Akan has criticized Nigerians and Africans for not protecting the Afrobeats genre from outside influences.
This marks the second year Afrobeats category is introduced in the VMAs. Usher was nominated for the song “Ruin,” featuring Nigerian producer and singer Pheelz.
In a post on X, Akan said, “The VMAs, a global award body, just nominated Usher in the ‘Best Afrobeats’ category. And so the erosion of Nigeria from Afrobeats hits a crucial plot point.”
Akan has been warning about this issue for some time. He added, “I’ve been screaming this for a while. A decade of no gate-keeping, and local talents selling it all off and kowtowing to the big music corporations will only move in one way: the loss of cultural ownership by Nigerians.”
He criticized how Western influences have impacted the Afrobeats culture, saying, “First, they come with money and opportunities, displacing your art and the spirit by moving you out of your home. I see the stupidity of Nigerians who are inadvertently complicit in this by parroting the blasphemy: ‘London is the home of Afrobeats.’ Not Lagos, Port Harcourt, Enugu, or any other part of this great country. London, UK. A strange land. All because foreigners gave you money and relocated your business and music away from home.”
Akan accused foreign companies of diluting the Afrobeats sound by working with Nigerian artists and producers.
He noted, “These companies spent nearly a decade throwing our artists in rooms with foreign producers, who have spliced our records, seeking to learn the source. That has succeeded. White Afrobeats producers with no connection to Nigeria are now producing Afrobeats records. And what’s peculiar? Nigerian artists have begun to work with them.”
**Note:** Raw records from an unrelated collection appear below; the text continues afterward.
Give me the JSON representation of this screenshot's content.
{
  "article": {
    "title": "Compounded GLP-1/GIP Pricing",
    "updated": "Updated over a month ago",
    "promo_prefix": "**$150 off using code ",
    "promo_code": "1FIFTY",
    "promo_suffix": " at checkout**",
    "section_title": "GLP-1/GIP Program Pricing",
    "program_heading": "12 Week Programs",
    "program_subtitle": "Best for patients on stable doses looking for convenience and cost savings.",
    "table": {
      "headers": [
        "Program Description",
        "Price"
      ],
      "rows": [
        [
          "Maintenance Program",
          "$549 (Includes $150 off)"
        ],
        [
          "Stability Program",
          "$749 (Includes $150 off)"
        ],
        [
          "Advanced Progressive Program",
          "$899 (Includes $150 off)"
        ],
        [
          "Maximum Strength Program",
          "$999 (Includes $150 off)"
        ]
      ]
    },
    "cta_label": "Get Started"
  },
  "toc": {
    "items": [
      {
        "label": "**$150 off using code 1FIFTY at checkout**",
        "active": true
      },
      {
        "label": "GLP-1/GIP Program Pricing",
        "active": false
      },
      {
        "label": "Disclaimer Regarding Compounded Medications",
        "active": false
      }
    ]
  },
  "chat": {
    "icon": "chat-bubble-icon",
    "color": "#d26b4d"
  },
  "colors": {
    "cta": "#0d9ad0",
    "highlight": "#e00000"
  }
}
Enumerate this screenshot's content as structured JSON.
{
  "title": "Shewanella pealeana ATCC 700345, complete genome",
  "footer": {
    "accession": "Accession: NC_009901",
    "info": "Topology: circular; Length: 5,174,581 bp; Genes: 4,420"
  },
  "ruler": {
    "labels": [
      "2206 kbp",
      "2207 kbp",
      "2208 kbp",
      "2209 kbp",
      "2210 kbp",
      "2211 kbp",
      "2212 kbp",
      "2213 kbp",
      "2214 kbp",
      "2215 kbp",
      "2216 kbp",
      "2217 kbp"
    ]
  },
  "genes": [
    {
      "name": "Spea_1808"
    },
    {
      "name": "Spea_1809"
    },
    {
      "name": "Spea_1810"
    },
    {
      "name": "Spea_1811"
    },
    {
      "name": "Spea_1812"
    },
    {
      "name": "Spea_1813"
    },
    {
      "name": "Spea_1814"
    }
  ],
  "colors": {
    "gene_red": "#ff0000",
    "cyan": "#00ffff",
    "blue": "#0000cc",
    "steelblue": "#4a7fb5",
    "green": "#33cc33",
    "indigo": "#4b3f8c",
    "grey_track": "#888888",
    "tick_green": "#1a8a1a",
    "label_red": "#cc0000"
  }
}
He warned that the culture is becoming less accessible to its creators. “Already, your culture has become too inaccessible to the masses and even most creators,” Akan said. “On the back end, only those with major-label dollars can compete. The front-end has us unable to afford our shows, and gauging Nigerian artists’ success by what they can do for foreigners.”
Akan fears that American artists will increasingly take over the Afrobeats scene. “Now, American artists have started making Afrobeats — with our token assistance, of course — and replacing you at their award shows,” he said. “Give it another decade, and the replacement becomes normalised.”
He compared the situation to the experiences of Jamaican and Caribbean cultures, adding, “This is Deja vu. Big Brother adding to their cultural pie. Slowly at first, and then all at once.”
Akan concluded, “The VMAs is just the first salvo in that battle.”
This year MTV Video Music Awards Afrobeats nominees include Ayra Starr for the Giveon-assisted “Last Heartbreak Song,” Burna Boy’s “City Boys,” and Tyla’s, “Water.”
Last year, the Best Afrobeats was won by Rema for the remix of “Calm Down” with Selena Gomez.